Keep your alloy wheels looking their best

In recent years, many drivers and automakers have chosen to accent their vehicles with attractive alloy wheels. These designer wheels give cars a touch of class to an often neglected part of the vehicle, and the diverse selection of aftermarket wheels allows drivers to give their vehicles a custom look. Without maintenance, however, alloy wheels can lose their attractiveness and even fail to work properly. Fortunately a little care can keep your wheels attractive and functional for years.

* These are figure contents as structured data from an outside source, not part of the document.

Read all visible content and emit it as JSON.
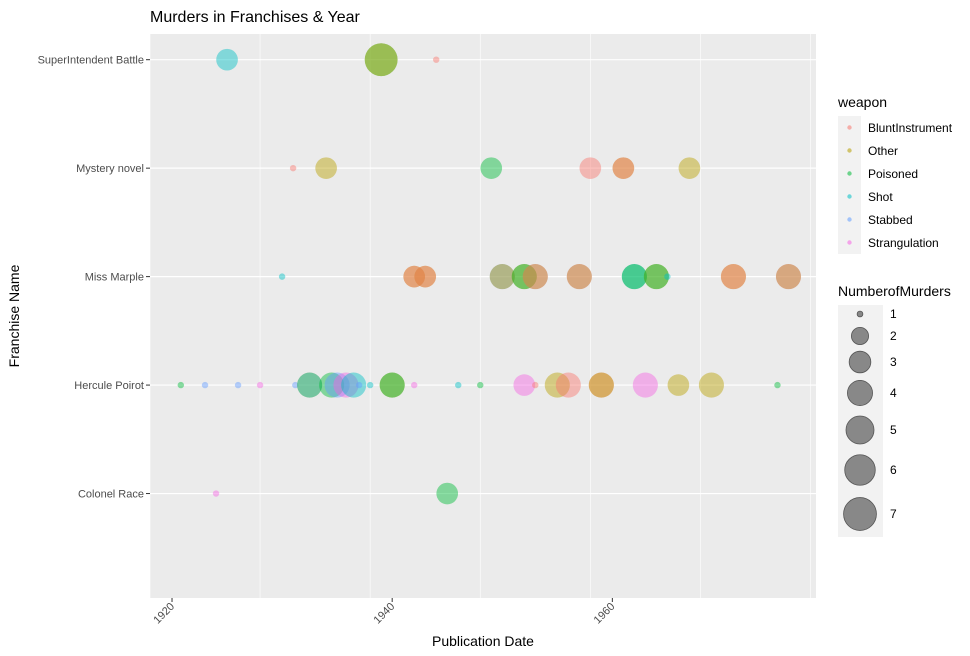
{
  "chart_data": {
    "type": "scatter",
    "title": "Murders in Franchises & Year",
    "xlabel": "Publication Date",
    "ylabel": "Franchise Name",
    "xlim": [
      1918,
      1978.5
    ],
    "x_ticks": [
      "1920",
      "1940",
      "1960"
    ],
    "x_tick_values": [
      1920,
      1940,
      1960
    ],
    "categories": [
      "Colonel Race",
      "Hercule Poirot",
      "Miss Marple",
      "Mystery novel",
      "SuperIntendent Battle"
    ],
    "grid": true,
    "legend_position": "right",
    "color_legend": {
      "title": "weapon",
      "entries": [
        {
          "label": "BluntInstrument",
          "color": "#F8766D"
        },
        {
          "label": "Other",
          "color": "#B79F00"
        },
        {
          "label": "Poisoned",
          "color": "#00BA38"
        },
        {
          "label": "Shot",
          "color": "#00BFC4"
        },
        {
          "label": "Stabbed",
          "color": "#619CFF"
        },
        {
          "label": "Strangulation",
          "color": "#F564E3"
        }
      ]
    },
    "size_legend": {
      "title": "NumberofMurders",
      "values": [
        1,
        2,
        3,
        4,
        5,
        6,
        7
      ]
    },
    "points": [
      {
        "franchise": "SuperIntendent Battle",
        "year": 1925,
        "weapon": "Shot",
        "murders": 3
      },
      {
        "franchise": "SuperIntendent Battle",
        "year": 1939,
        "weapon": "Poisoned",
        "murders": 7
      },
      {
        "franchise": "SuperIntendent Battle",
        "year": 1939,
        "weapon": "Other",
        "murders": 7
      },
      {
        "franchise": "SuperIntendent Battle",
        "year": 1944,
        "weapon": "BluntInstrument",
        "murders": 1
      },
      {
        "franchise": "Mystery novel",
        "year": 1931,
        "weapon": "BluntInstrument",
        "murders": 1
      },
      {
        "franchise": "Mystery novel",
        "year": 1934,
        "weapon": "Other",
        "murders": 3
      },
      {
        "franchise": "Mystery novel",
        "year": 1949,
        "weapon": "Poisoned",
        "murders": 3
      },
      {
        "franchise": "Mystery novel",
        "year": 1958,
        "weapon": "BluntInstrument",
        "murders": 3
      },
      {
        "franchise": "Mystery novel",
        "year": 1961,
        "weapon": "Other",
        "murders": 3
      },
      {
        "franchise": "Mystery novel",
        "year": 1961,
        "weapon": "BluntInstrument",
        "murders": 3
      },
      {
        "franchise": "Mystery novel",
        "year": 1967,
        "weapon": "Other",
        "murders": 3
      },
      {
        "franchise": "Miss Marple",
        "year": 1930,
        "weapon": "Shot",
        "murders": 1
      },
      {
        "franchise": "Miss Marple",
        "year": 1942,
        "weapon": "Other",
        "murders": 3
      },
      {
        "franchise": "Miss Marple",
        "year": 1942,
        "weapon": "BluntInstrument",
        "murders": 3
      },
      {
        "franchise": "Miss Marple",
        "year": 1943,
        "weapon": "Other",
        "murders": 3
      },
      {
        "franchise": "Miss Marple",
        "year": 1943,
        "weapon": "BluntInstrument",
        "murders": 3
      },
      {
        "franchise": "Miss Marple",
        "year": 1950,
        "weapon": "Stabbed",
        "murders": 4
      },
      {
        "franchise": "Miss Marple",
        "year": 1950,
        "weapon": "Other",
        "murders": 4
      },
      {
        "franchise": "Miss Marple",
        "year": 1952,
        "weapon": "Other",
        "murders": 4
      },
      {
        "franchise": "Miss Marple",
        "year": 1952,
        "weapon": "Poisoned",
        "murders": 4
      },
      {
        "franchise": "Miss Marple",
        "year": 1953,
        "weapon": "Strangulation",
        "murders": 4
      },
      {
        "franchise": "Miss Marple",
        "year": 1953,
        "weapon": "Other",
        "murders": 4
      },
      {
        "franchise": "Miss Marple",
        "year": 1957,
        "weapon": "Strangulation",
        "murders": 4
      },
      {
        "franchise": "Miss Marple",
        "year": 1957,
        "weapon": "Other",
        "murders": 4
      },
      {
        "franchise": "Miss Marple",
        "year": 1962,
        "weapon": "Shot",
        "murders": 4
      },
      {
        "franchise": "Miss Marple",
        "year": 1962,
        "weapon": "Poisoned",
        "murders": 4
      },
      {
        "franchise": "Miss Marple",
        "year": 1964,
        "weapon": "Other",
        "murders": 4
      },
      {
        "franchise": "Miss Marple",
        "year": 1964,
        "weapon": "Poisoned",
        "murders": 4
      },
      {
        "franchise": "Miss Marple",
        "year": 1965,
        "weapon": "Shot",
        "murders": 1
      },
      {
        "franchise": "Miss Marple",
        "year": 1971,
        "weapon": "Other",
        "murders": 4
      },
      {
        "franchise": "Miss Marple",
        "year": 1971,
        "weapon": "BluntInstrument",
        "murders": 4
      },
      {
        "franchise": "Miss Marple",
        "year": 1976,
        "weapon": "Strangulation",
        "murders": 4
      },
      {
        "franchise": "Miss Marple",
        "year": 1976,
        "weapon": "Other",
        "murders": 4
      },
      {
        "franchise": "Hercule Poirot",
        "year": 1920.8,
        "weapon": "Poisoned",
        "murders": 1
      },
      {
        "franchise": "Hercule Poirot",
        "year": 1923,
        "weapon": "Stabbed",
        "murders": 1
      },
      {
        "franchise": "Hercule Poirot",
        "year": 1926,
        "weapon": "Stabbed",
        "murders": 1
      },
      {
        "franchise": "Hercule Poirot",
        "year": 1928,
        "weapon": "Strangulation",
        "murders": 1
      },
      {
        "franchise": "Hercule Poirot",
        "year": 1931.2,
        "weapon": "Stabbed",
        "murders": 1
      },
      {
        "franchise": "Hercule Poirot",
        "year": 1932.5,
        "weapon": "Other",
        "murders": 4
      },
      {
        "franchise": "Hercule Poirot",
        "year": 1932.5,
        "weapon": "Shot",
        "murders": 4
      },
      {
        "franchise": "Hercule Poirot",
        "year": 1934.5,
        "weapon": "Poisoned",
        "murders": 4
      },
      {
        "franchise": "Hercule Poirot",
        "year": 1935,
        "weapon": "Stabbed",
        "murders": 4
      },
      {
        "franchise": "Hercule Poirot",
        "year": 1935.8,
        "weapon": "Strangulation",
        "murders": 4
      },
      {
        "franchise": "Hercule Poirot",
        "year": 1936.5,
        "weapon": "Shot",
        "murders": 4
      },
      {
        "franchise": "Hercule Poirot",
        "year": 1937,
        "weapon": "Stabbed",
        "murders": 1
      },
      {
        "franchise": "Hercule Poirot",
        "year": 1938,
        "weapon": "Shot",
        "murders": 1
      },
      {
        "franchise": "Hercule Poirot",
        "year": 1940,
        "weapon": "Other",
        "murders": 4
      },
      {
        "franchise": "Hercule Poirot",
        "year": 1940,
        "weapon": "Poisoned",
        "murders": 4
      },
      {
        "franchise": "Hercule Poirot",
        "year": 1942,
        "weapon": "Strangulation",
        "murders": 1
      },
      {
        "franchise": "Hercule Poirot",
        "year": 1946,
        "weapon": "Shot",
        "murders": 1
      },
      {
        "franchise": "Hercule Poirot",
        "year": 1948,
        "weapon": "Poisoned",
        "murders": 1
      },
      {
        "franchise": "Hercule Poirot",
        "year": 1952,
        "weapon": "Strangulation",
        "murders": 3
      },
      {
        "franchise": "Hercule Poirot",
        "year": 1953,
        "weapon": "BluntInstrument",
        "murders": 1
      },
      {
        "franchise": "Hercule Poirot",
        "year": 1955,
        "weapon": "Other",
        "murders": 4
      },
      {
        "franchise": "Hercule Poirot",
        "year": 1956,
        "weapon": "BluntInstrument",
        "murders": 4
      },
      {
        "franchise": "Hercule Poirot",
        "year": 1959,
        "weapon": "BluntInstrument",
        "murders": 4
      },
      {
        "franchise": "Hercule Poirot",
        "year": 1959,
        "weapon": "Other",
        "murders": 4
      },
      {
        "franchise": "Hercule Poirot",
        "year": 1963,
        "weapon": "Strangulation",
        "murders": 4
      },
      {
        "franchise": "Hercule Poirot",
        "year": 1966,
        "weapon": "Other",
        "murders": 3
      },
      {
        "franchise": "Hercule Poirot",
        "year": 1969,
        "weapon": "Other",
        "murders": 4
      },
      {
        "franchise": "Hercule Poirot",
        "year": 1975,
        "weapon": "Poisoned",
        "murders": 1
      },
      {
        "franchise": "Colonel Race",
        "year": 1924,
        "weapon": "Strangulation",
        "murders": 1
      },
      {
        "franchise": "Colonel Race",
        "year": 1945,
        "weapon": "Poisoned",
        "murders": 3
      }
    ]
  }
}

Wash Your Wheels Regularly

Over time, harmful chemicals can accumulate on your wheels. Brake dust is a common contaminant that will build up through regular driving. If left alone, this corrosive dust can damage the protective coatings on your wheels and even eat through metal of the wheels themselves. In addition to marring the finish of your wheels, this etching can actually eat holes through your wheels. In extreme cases, your wheels may lose their ability to hold air, causing your tires to slowly go flat. Other chemicals and even saltwater can have similar effects on your wheels. Washing your wheels regularly will keep them clean and undamaged.

Inspect Your Wheels

Alloy wheels, especially wheels with long and thin spokes, are vulnerable to damage. Driving over a pothole or into the curb can crack one or more of the spokes on your wheels. If you continue driving with a damaged spoke, your wheel may come apart with disastrous results. If you experience any type of sudden impact while driving, inspect your wheels at your earliest opportunity. Install your spare tire if one of your wheels was damaged by the impact. Try to find a replacement wheel immediately; if you can't find a matching replacement, you may need to buy a new set of wheels.

Know Your Coatings

Wheel manufacturers protect their wheels with several different types of coatings. Each coating has its own characteristics and maintenance requirements. Cleaners designed for use with one coating may damage other coatings, so it's important to understand the characteristics of each type.

Chrome is a mirror-bright coating that sparkles with an intense brilliance in sunlight. You'll need to clean chrome-plated wheels at least weekly. Left uncleaned, chrome wheels can pit and peel. Soap and water is usually sufficient to clean chrome wheels, but you can also use specialized cleaners to keep your wheels extra clean.

You can buy painted wheels in a wide variety of colors, from classic silver to electric blue or even pink. Although painted wheels can still peel, they're more resistant to environmental damage than chrome wheels and can survive with only occasional washing. Some painted wheels are also clear-coated, and although this coating protects the wheel from chemical corrosion, it is very susceptible to damage from harsh cleaners. If your wheels are clear-coated, make sure that you only use cleaners designed for that type of finish.

Polished wheels aren't coated; instead, they are polished to a bright shine at the factory. When brand new, these type of wheels are nearly as brilliant as chrome wheels, but this shine fades quickly. A coating of wax can help preserve the original shine, but you will need to wax your wheels regularly.